Metal Insider contributor Anthony Maisano is listening to a different metal album that was released on that day every day this year. 27 years ago today, new guitarist Craig Goldy joined Dio to create Dream Evil.
This is Dio’s fourth album, and the first after his original guitarist Vivian Campbell left. Craig Goldy came in to join the band, in an otherwise unchanged lineup. This album is a MUCH darker album than any of Dio’s previous solo albums. This is especially the case after coming off of the fun, but very, very cheesy Sacred Heart album. Even the album cover hints at a pretty dark, dreary tone. The title track has always been a Dio title track that I think is very glanced over. I personally prefer it to the classic Dio title tracks, as great as “Holy Diver” and “The Last in Line” are. “All the Fools Sailed Away” is a true Dio epic that just builds up with an amazingly strong chorus that even has a children’s choir behind it in the later stages. “I Could Have Been a Dreamer” is the pretty obvious single of the album, and it’s really uplifting for an otherwise dark album. Even though I think the chorus of “Naked in the Rain” is too cheesy, the verses might be some of the darkest Dio has ever written.
I hear “Man on the Silver Mountain” in the intro of “Overlove,” meanwhile friends of mine hear the same song in the intro of the title track. In general, this album may be a bit to depressing for fans of the previous Dio albums, as it dialed back a fair amount on the fast paced hard hitting intensity of the ones that came before. Not only that, but the album still retains some classic Dio cheese, however, this time, it doesn’t fit with some of the more somber messages on the album. The closer, “When a Woman Cries,” is easily the low point on the album, and seems like a filler track after a mostly really solid album.
Favorite Tracks: “All the Fools Sailed Away,” “Dream Evil,” “Naked in the Rain,” “I Could Have Been a Dreamer,” “Night People,” “Faces in the Window.”

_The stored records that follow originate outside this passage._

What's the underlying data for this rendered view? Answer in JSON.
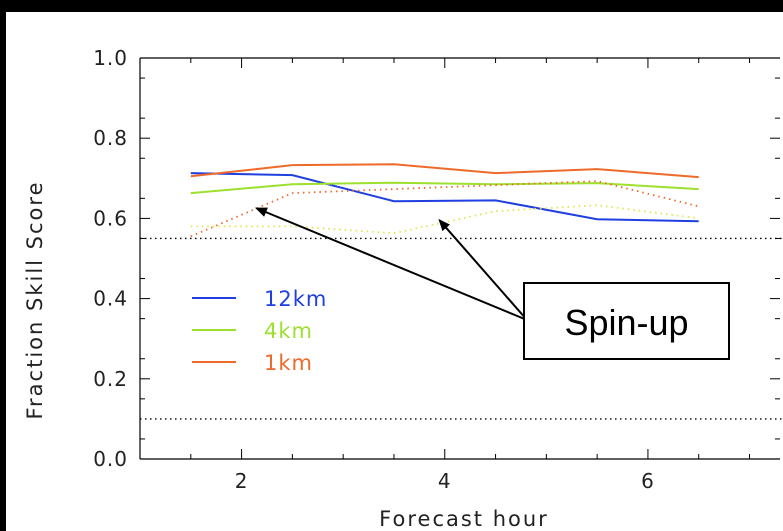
{
  "chart_data": {
    "type": "line",
    "xlabel": "Forecast hour",
    "ylabel": "Fraction Skill Score",
    "xlim": [
      1.0,
      7.3
    ],
    "ylim": [
      0.0,
      1.0
    ],
    "xticks": [
      {
        "value": 2,
        "label": "2"
      },
      {
        "value": 4,
        "label": "4"
      },
      {
        "value": 6,
        "label": "6"
      }
    ],
    "yticks": [
      {
        "value": 0.0,
        "label": "0.0"
      },
      {
        "value": 0.2,
        "label": "0.2"
      },
      {
        "value": 0.4,
        "label": "0.4"
      },
      {
        "value": 0.6,
        "label": "0.6"
      },
      {
        "value": 0.8,
        "label": "0.8"
      },
      {
        "value": 1.0,
        "label": "1.0"
      }
    ],
    "grid": false,
    "legend_position": "center-left",
    "reference_lines": [
      0.55,
      0.1
    ],
    "series": [
      {
        "name": "12km",
        "color": "#1f3fe0",
        "dash": "solid",
        "x": [
          1.5,
          2.5,
          3.5,
          4.5,
          5.5,
          6.5
        ],
        "y": [
          0.713,
          0.708,
          0.643,
          0.645,
          0.598,
          0.593
        ]
      },
      {
        "name": "4km",
        "color": "#9ee02e",
        "dash": "solid",
        "x": [
          1.5,
          2.5,
          3.5,
          4.5,
          5.5,
          6.5
        ],
        "y": [
          0.663,
          0.685,
          0.689,
          0.685,
          0.688,
          0.673
        ]
      },
      {
        "name": "1km",
        "color": "#ee6a2a",
        "dash": "solid",
        "x": [
          1.5,
          2.5,
          3.5,
          4.5,
          5.5,
          6.5
        ],
        "y": [
          0.705,
          0.733,
          0.735,
          0.713,
          0.723,
          0.703
        ]
      },
      {
        "color": "#e0e64a",
        "dash": "dotted",
        "x": [
          1.5,
          2.5,
          3.5,
          4.5,
          5.5,
          6.5
        ],
        "y": [
          0.58,
          0.58,
          0.563,
          0.618,
          0.633,
          0.6
        ]
      },
      {
        "color": "#ee6a2a",
        "dash": "dotted",
        "x": [
          1.5,
          2.5,
          3.5,
          4.5,
          5.5,
          6.5
        ],
        "y": [
          0.555,
          0.663,
          0.673,
          0.683,
          0.693,
          0.63
        ]
      }
    ],
    "annotation": {
      "text": "Spin-up",
      "arrow_targets": [
        {
          "x": 2.15,
          "y": 0.625
        },
        {
          "x": 3.95,
          "y": 0.595
        }
      ]
    }
  }
}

I’ve always really enjoyed this album. While I’ve rarely heard it poorly received, it often doesn’t get near the credit Dio’s first three albums do, and yet I think it’s certainly stronger than Sacred Heart, and if it’s not on par with Holy Diver and The Last in Line, it’s definitely close. In any case, I believe this is a great addition to Dio’s solo library, and if you haven’t yet listen to it, and you enjoy Ronnie, give this one a listen. It might just be a bit more somber than you’re used to from Dio.